PERSONAL: Inside my complicated mind

I am working harder now in 2015 than I ever have before.

In the last year, I have developed a deep hunger to make better use of the time I have each day.

There is not a lot of down time in my world, the responsibilities I set upon myself tie in with setting a standard for myself that sets itself apart from anyone else.

I want to work harder, longer, more intensely, and with more commitment to my craft than anyone else.

Going through depression and the subsequent counselling I learnt that the key to overcoming those dark thoughts is to have a purpose in life, set standards of behaviour, know you are not perfect, but belief in yourself to absolutely no end.

Sometimes I have to do the old “fake it until you make it” thing, it isn’t always to back yourself – especially when you have depression.

I strive for achievement; yearn for opportunity, and I love proving my biggest critic (myself) wrong about something.

I like to grab the unattainable, and make it my moment where I can say to myself “shit… I actually did that”. I want to look at the world around me and know I am making a difference to it, I want the people I care about to be loved and without hardship, and I like to try to solve the problems of others first.

So with that crazy mindset, a mindset that some would say is rather self boasting and obsessive, here I find myself in August 2015 and the last year has been so rewarding that I don’t even know where to begin.

Being a full time media student, part time intern, radio show host, and freelance journalist is incredibly time consuming.

It means that I constantly have a variety of content to either create or complete, and that doesn’t include all the research and prep work that goes into all the projects.

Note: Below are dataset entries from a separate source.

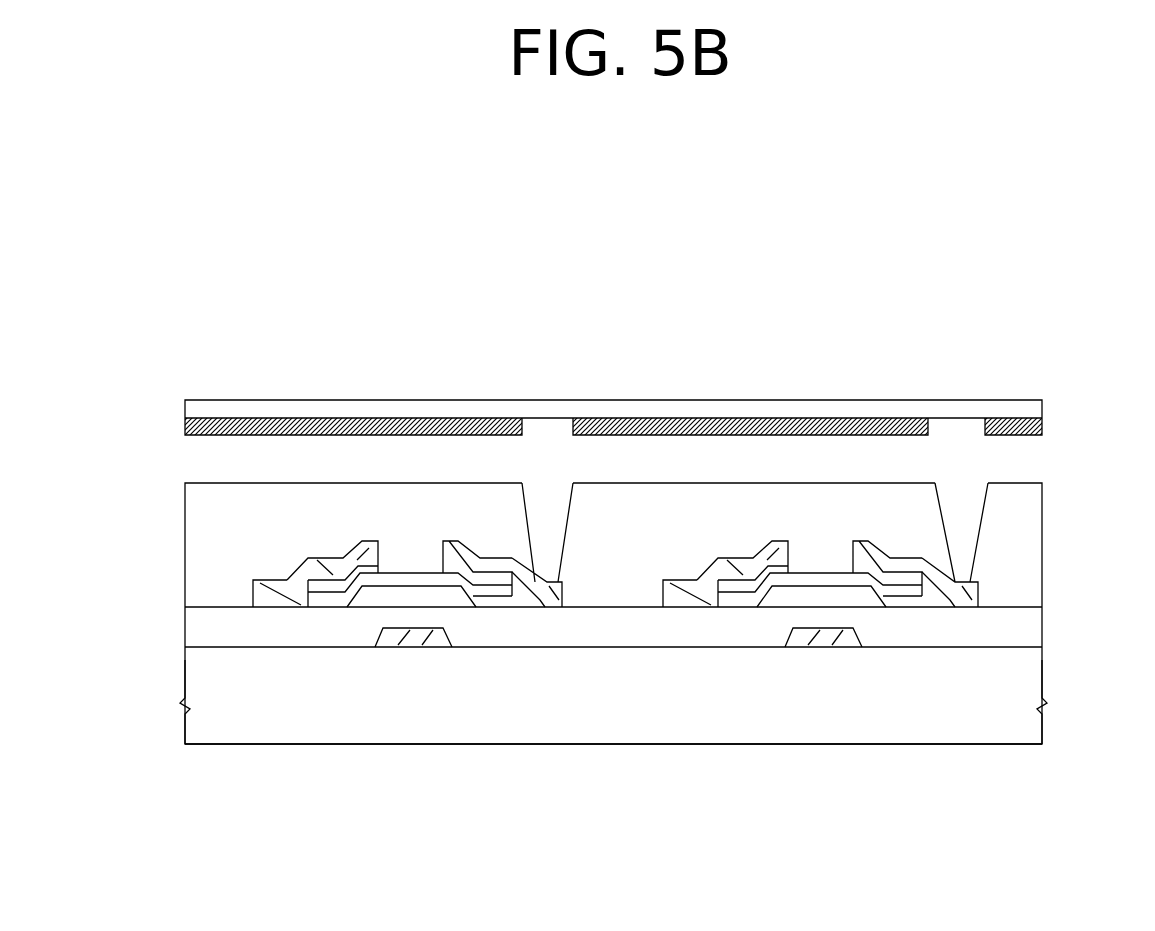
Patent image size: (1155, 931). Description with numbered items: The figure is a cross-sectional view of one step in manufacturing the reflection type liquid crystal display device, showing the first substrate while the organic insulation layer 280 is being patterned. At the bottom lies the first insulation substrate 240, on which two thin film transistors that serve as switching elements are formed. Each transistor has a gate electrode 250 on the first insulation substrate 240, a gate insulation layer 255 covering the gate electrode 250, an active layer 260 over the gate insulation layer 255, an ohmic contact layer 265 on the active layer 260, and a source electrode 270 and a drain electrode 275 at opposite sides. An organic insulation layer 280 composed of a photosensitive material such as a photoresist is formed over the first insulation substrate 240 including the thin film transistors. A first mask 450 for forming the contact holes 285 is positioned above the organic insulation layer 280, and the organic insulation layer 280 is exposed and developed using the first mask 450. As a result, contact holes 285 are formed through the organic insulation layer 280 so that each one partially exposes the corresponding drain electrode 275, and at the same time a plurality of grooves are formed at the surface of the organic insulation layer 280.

The first insulation substrate 240 is at (873, 737).
The gate electrode 250 is at (408, 647).
The gate insulation layer 255 is at (305, 637).
The active layer 260 is at (482, 600).
The ohmic contact layer 265 is at (503, 607).
The source electrode 270 is at (262, 600).
The drain electrode 275 is at (550, 607).
The organic insulation layer 280 is at (1030, 575).
The contact hole 285 is at (548, 521).
The first mask 450 is at (1002, 396).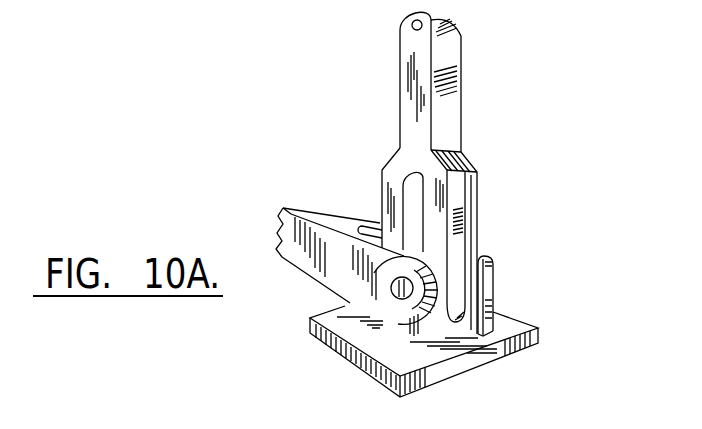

In journalism, you often have to work around other people, and sometimes you are working with a very short amount of time to complete the whole cycle.

With my Communications Internship at CCS Disability Action, I am in an editorial role of sorts. We produce a newsletter style magazine, so for that I am interviewing disabled people and their families for stories, and most of the other time per week is spent writing. I usually get allotted a set number of tasks to complete during the “creation period” of the magazine, and then once all the writing is done you take on the role of a sub editor, going through the entire magazine from top to bottom, word for word, picture by picture, number by number, checking for anything and everything.

This process usually takes another month because there are constant re-writes, edits, and changes that need to be made in some form.

Then the magazine goes to print, we have a meeting, and the whole process begins again for the next one. In any form of news, there is ALWAYS something to write about, a story to chase, a person of interest, and as soon as you complete one story, another is immediately at your desk.

It is 8 hours per weeks work, and while that might not seem like much, it actually is!

In some ways, my commitments outside of the classroom have severely strained my ability to maintain the grades at Wintec.

There is a mindset amongst some at Wintec that what I am doing in regards to the work experience isn’t really work, more just an over eager fan boy claiming to be busy. This is as far from the truth as you could possibly imagine. To them, the internships, the work experience as a journalist, the radio show, all of it is something I chose to do, wasn’t rewarded with.

I won’t lie, my grades this year at Wintec aren’t as good as they were last year.

I am still passing, but usually as soon as class is finished I am either off to work, to an interview, or do write up a story for either the magazine or the website.

I still get my homework done, usually on Sunday afternoons at home.

In closing, this piece tonight wasn’t to rave about how busy I am and how I am so much more deserved than anyone else.

I just wanted to express that you get what you put into this world, I know I have an almighty long way to go until I can call myself a legitimate journalist, but I know I am on the right track. Some would say that Michael Pulman has developed something of an attitude in the past year, and I couldn’t agree more. The feedback that I constantly get has always been positive,

I back myself to get the job done and I have never believed I couldn’t complete anything.

I know that it will always be about my attitude and what I put into things.